Die Verursacher der Krise müssen zahlen, und die Kosten der Krise dürfen nicht den ArbeitnehmerInnen aufgebürdet werden. Das fordern der DGB und seine Mitgliedsgewerkschaften seit Beginn der weltweiten Wirtschafts- und Finanzkrise. Bereits im Mai 2009 mobilisierten sie für diese Forderung über 100000 Menschen zu einer Demonstration in Berlin. Doch alle Proteste, alle eindeutigen Empfehlungen von Experten, alle Gegenkonzepte gegen neoliberale Konzepte haben wenig gefruchtet – wie viele andere Regierungen in Europa setzt auch die Bundesregierung auf althergebrachte neoliberale Rezepte im Krisenmanagement – mit Einsparungen bei den öffentlichen Dienstleistungen und mit Kürzungen in der Sozial- und Arbeitsmarktpolitik.

 

So will die Bundesregierung 80 Milliarden Euro bis 2014 einsparen. Bereits im nächsten Jahr sollen 11,1 Milliarden Euro weniger ausgegeben werden. Allein rund fünf Milliarden sollen dabei aus den Bereichen Soziales, Arbeitsmarktförderung und Hilfen für Familien kommen. Zwar wird Schwarz-Gelb erst Anfang September das endgültige Sparkonzept verabschieden, aber das Anfang Juni von CDU/CSU und FDP vorgelegte Sparpaket zeigt eindeutig: Gespart werden soll vor allem bei den Schwachen, im Arbeitsmarkt- und Sozialbereich.

Es reicht, sagen die Gewerkschaften und haben deshalb Anfang Juli im DGB-Bundesvorstand umfassende Aktivitäten gegen die soziale Schieflage bei der Krisenbewältigung sowie für soziale Gerechtigkeit, für einen starken Sozialstaat, für eine Regulierung der Finanzmärkte und für eine gerechte Ordnung auf dem Arbeitsmarkt verabredet. Insbesondere soll auch der massive Missbrauch von Leiharbeit thematisiert werden. Schwerpunkt werden Aktionen im Betrieb und in der Region sein. Einige Gewerkschaften haben bereits ihre Kampagnen gestartet, etwa ver.di unter dem Motto „Gerecht geht anders“ (www.gerecht-geht-anders.de). Der DGB wird die Aktivitäten der Mitgliedsgewerkschaften bündeln und ein übergreifendes Kommunikationskonzept erarbeiten.

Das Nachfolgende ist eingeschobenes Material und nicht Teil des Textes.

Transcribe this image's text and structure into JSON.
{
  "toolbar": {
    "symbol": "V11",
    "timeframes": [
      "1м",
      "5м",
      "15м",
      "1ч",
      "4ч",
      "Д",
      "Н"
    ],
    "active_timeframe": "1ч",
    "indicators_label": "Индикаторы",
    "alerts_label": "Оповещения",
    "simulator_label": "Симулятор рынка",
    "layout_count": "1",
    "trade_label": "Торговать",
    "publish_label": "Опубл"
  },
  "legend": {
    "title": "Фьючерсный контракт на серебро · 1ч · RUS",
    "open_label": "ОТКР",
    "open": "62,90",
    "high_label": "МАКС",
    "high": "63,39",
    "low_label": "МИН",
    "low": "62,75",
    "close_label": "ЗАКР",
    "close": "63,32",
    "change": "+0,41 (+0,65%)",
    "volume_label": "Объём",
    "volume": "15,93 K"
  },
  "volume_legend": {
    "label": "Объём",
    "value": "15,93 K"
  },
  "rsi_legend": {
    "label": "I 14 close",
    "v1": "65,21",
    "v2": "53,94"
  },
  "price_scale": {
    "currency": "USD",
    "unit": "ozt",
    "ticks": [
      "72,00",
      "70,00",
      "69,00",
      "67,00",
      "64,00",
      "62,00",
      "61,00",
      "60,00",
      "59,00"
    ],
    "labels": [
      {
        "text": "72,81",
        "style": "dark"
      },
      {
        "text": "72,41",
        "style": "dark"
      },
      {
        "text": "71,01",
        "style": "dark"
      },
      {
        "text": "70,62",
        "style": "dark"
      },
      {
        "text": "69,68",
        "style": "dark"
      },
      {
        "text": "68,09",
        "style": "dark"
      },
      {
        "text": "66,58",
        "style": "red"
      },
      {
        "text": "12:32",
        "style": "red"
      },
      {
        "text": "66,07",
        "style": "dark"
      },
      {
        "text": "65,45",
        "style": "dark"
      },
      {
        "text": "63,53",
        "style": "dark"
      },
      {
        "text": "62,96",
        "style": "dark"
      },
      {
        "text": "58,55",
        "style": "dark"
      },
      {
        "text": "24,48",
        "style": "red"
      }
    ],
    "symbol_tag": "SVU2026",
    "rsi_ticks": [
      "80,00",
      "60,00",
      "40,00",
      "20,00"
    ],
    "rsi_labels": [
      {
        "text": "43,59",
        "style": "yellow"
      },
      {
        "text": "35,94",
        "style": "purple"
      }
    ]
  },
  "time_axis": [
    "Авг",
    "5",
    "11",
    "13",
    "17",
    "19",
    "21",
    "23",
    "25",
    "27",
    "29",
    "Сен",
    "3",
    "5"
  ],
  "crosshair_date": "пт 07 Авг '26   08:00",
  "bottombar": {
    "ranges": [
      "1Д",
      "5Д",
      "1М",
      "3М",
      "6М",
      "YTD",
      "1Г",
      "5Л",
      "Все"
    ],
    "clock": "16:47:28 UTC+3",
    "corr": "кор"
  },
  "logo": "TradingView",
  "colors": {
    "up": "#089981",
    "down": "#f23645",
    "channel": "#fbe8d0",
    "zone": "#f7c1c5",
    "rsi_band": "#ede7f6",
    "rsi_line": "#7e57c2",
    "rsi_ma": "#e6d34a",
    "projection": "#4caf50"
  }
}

Geplant ist, vor allem vom 25. Oktober bis zum 13. November in den Betrieben für die gewerkschaftlichen Forderungen zu mobilisieren. Als Fortsetzung des DGB-Kapitalismuskongress im Mai 2009 planen DGB und Gewerkschaften für den 7. Oktober, dem Welttag für menschenwürdige Arbeit, eine Tagung in Berlin zur sozial gerechten Bewältigung der Wirtschafts- und Finanzkrise. Einbezogen in die Herbstaktivitäten der Gewerkschaften werden auch die DGB-Kampagnen gegen die Rente mit 67 (www.ichwillrente.net) sowie die für ein solidarisches Gesundheitssystem der Zukunft (www.stoppauschale.de).


Kommunen in Not

Spielplätze, Schulen und Straßen verrotten, Jugendzentren werden geschlossen, Kitas schließen früher, kommunale Gebühren, etwa für die Straßenreinigung, werden erhöht: Die Folgen der Krise spüren alle BürgerInnen hautnah vor Ort. Viele Kommunen sind durch die Krise, aber auch durch eine falsche Steuerpolitik der Bundesregierung in eine finanzielle Notlage geraten. Und reagieren darauf mit Kürzungen der Leistungen oder Gebührenerhöhungen.
Die finanzielle Misere der Städte und Gemeinden bestätigt auch eine aktuelle Erhebung der Beratungsfirma Ernst & Young. Danach bezeichnen 68 Prozent der Kommunen ihre eigene Finanzsituation als schlecht oder sehr schlecht. Die Folge ist, dass sie überall den Rotstift ansetzen – indem sie Personal abbauen, Leistungen kürzen und Gebühren erhöhen.
„Für viele Kommunen ist es völlig aussichtslos, sich aus eigener Kraft aus der Verschuldungsspirale zu befreien“, sagt DGB-Vorstandsmitglied Claus Matecki und fordert: „Die Kommunen müssen von Bund und Ländern entschuldet werden.“ Gleichzeitig sei es unabdingbar, die Einnahmen des Staates und der Kommunen zu erhöhen. Die Folgen der Krise für die Kommunen und die öffentliche Daseinsvorsorge werden einer der Schwerpunkte der Herbstaktionen der Gewerkschaften sein.